Ankara’nın “Göremediği” Harita
Nadine Maenza’nın “Barzanistan” mesaisine gelirsek; en önce Ankara’nın “dostu” Mesut Barzani ile bir araya geldi.
Barzani’nin ofisi; görüşmede din ve inanç özgürlüğü ile Peşmerge güçlerinin IŞİD’e karşı verdiği mücadelenin yanı sıra, “Rojava’nın mevcut durumu, Suriye’deki gelişmeler ve Kürt taraflar arasındaki ilişkilerin” ele alındığını bildirdi.
Açıklamada, Barzani ile Maenza’nın makam odasında yaptığı görüşmeden iki kare fotoğrafa da yer verildi.
Maenza ise Twitter hesabından, Barzani ile bambaşka bir fotoğrafını paylaştı.
Bu; 1794 tarihli, “Türkiye’nin Asya’daki yeni haritası” başlıklı, Osmanlı topraklarını bölünmüş gösteren bir haritanın önünde verilmiş bir pozdu. Besbelli Barzani’nin mekânının bir yerlerinde bu harita asılıydı.
Ancak bu görüntü, birkaç internet sitesi ve bazı sosyal medya hesapları dışında hiçbir yetkilinin ilgisini çekmedi.
Ankara görmemiş veya duymamış olmalıydı!..
Ama Bakın İktidar Medyası Bile Gördü
Nihayet o pozu; 6 gün sonra da olsa iktidar medyasından gören biri çıktı.
Hürriyet’ten Fatih Çekirge dünkü yazısında, “O meczup ve habis hayalin Türkiye’yi böldüğü o haritanın yine hortladığını” duyurdu.

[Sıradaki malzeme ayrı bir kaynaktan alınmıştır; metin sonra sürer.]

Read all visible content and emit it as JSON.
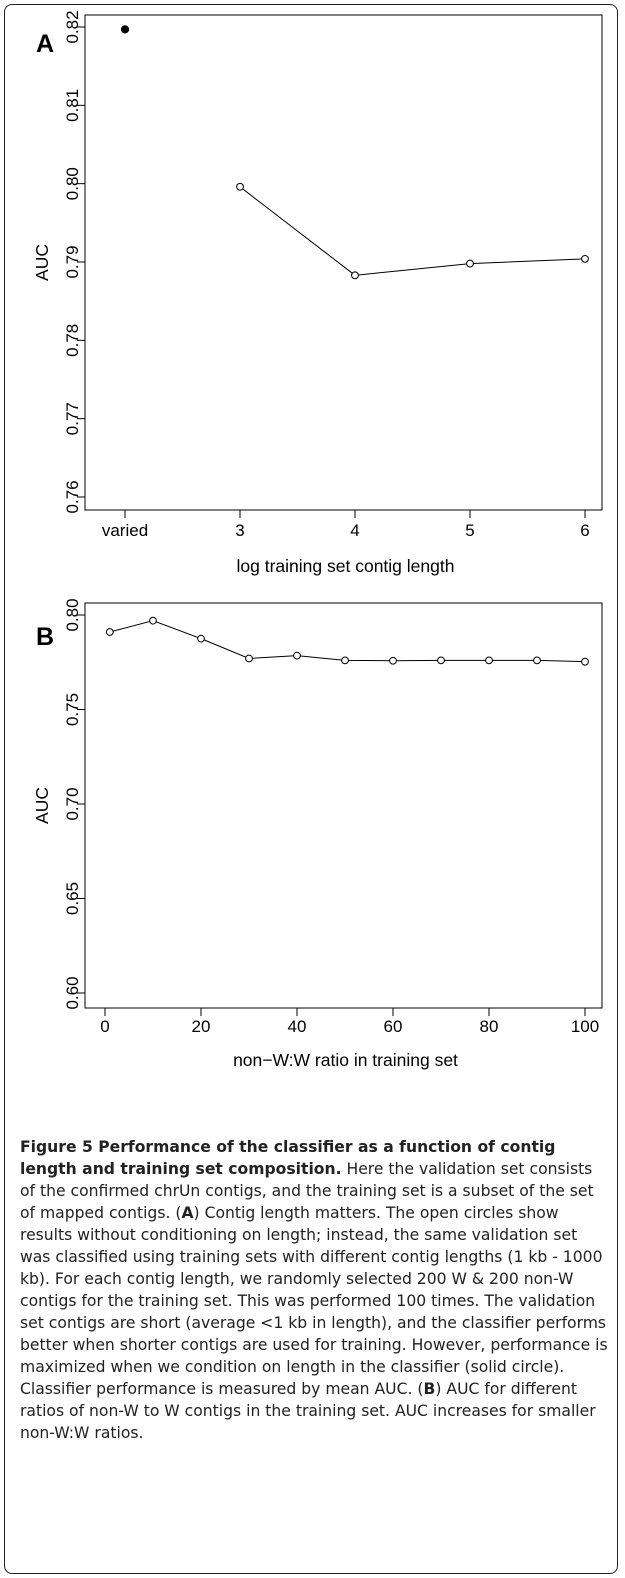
{
  "chart_data": [
    {
      "panel": "A",
      "type": "line",
      "xlabel": "log training set contig length",
      "ylabel": "AUC",
      "categories": [
        "varied",
        "3",
        "4",
        "5",
        "6"
      ],
      "ylim": [
        0.76,
        0.82
      ],
      "yticks": [
        "0.76",
        "0.77",
        "0.78",
        "0.79",
        "0.80",
        "0.81",
        "0.82"
      ],
      "points": [
        {
          "x": "varied",
          "y": 0.8197,
          "marker": "solid"
        },
        {
          "x": "3",
          "y": 0.7996,
          "marker": "open"
        },
        {
          "x": "4",
          "y": 0.7883,
          "marker": "open"
        },
        {
          "x": "5",
          "y": 0.7898,
          "marker": "open"
        },
        {
          "x": "6",
          "y": 0.7904,
          "marker": "open"
        }
      ],
      "line_connects": [
        "3",
        "4",
        "5",
        "6"
      ],
      "grid": false,
      "legend": "none"
    },
    {
      "panel": "B",
      "type": "line",
      "xlabel": "non−W:W ratio in training set",
      "ylabel": "AUC",
      "xlim": [
        0,
        100
      ],
      "xticks": [
        0,
        20,
        40,
        60,
        80,
        100
      ],
      "ylim": [
        0.6,
        0.8
      ],
      "yticks": [
        "0.60",
        "0.65",
        "0.70",
        "0.75",
        "0.80"
      ],
      "x": [
        1,
        10,
        20,
        30,
        40,
        50,
        60,
        70,
        80,
        90,
        100
      ],
      "y": [
        0.791,
        0.797,
        0.7875,
        0.777,
        0.7785,
        0.776,
        0.7758,
        0.776,
        0.776,
        0.776,
        0.7753
      ],
      "marker": "open",
      "grid": false,
      "legend": "none"
    }
  ],
  "caption": {
    "title": "Figure 5 Performance of the classifier as a function of contig length and training set composition.",
    "parts": [
      {
        "text": " Here the validation set consists of the confirmed chrUn contigs, and the training set is a subset of the set of mapped contigs. (",
        "bold": false
      },
      {
        "text": "A",
        "bold": true
      },
      {
        "text": ") Contig length matters. The open circles show results without conditioning on length; instead, the same validation set was classified using training sets with different contig lengths (1 kb - 1000 kb). For each contig length, we randomly selected 200 W & 200 non-W contigs for the training set. This was performed 100 times. The validation set contigs are short (average <1 kb in length), and the classifier performs better when shorter contigs are used for training. However, performance is maximized when we condition on length in the classifier (solid circle). Classifier performance is measured by mean AUC. (",
        "bold": false
      },
      {
        "text": "B",
        "bold": true
      },
      {
        "text": ") AUC for different ratios of non-W to W contigs in the training set. AUC increases for smaller non-W:W ratios.",
        "bold": false
      }
    ]
  }
}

Lâkin, o harita sanki Barzani’nin mekânında değil de ABD Komiseri’nin makamında asılıymışçasına, Nadine Maenza’ya tepki gösterirken Barzani’ye dişe dokunur tek kelâm etmemesi dikkat çekiciydi.
Her neyse; herhalde Ankara, “Dost Barzani”nin mekânında ve gönlünde böyle bir haritanın bulunduğunu en azından bu yazıdan sonra öğrenmiştir.
Bakalım içeride kimi “dilleri koparmaktan” söz edenler bu haritaları koparmak için harekete geçecekler mi?!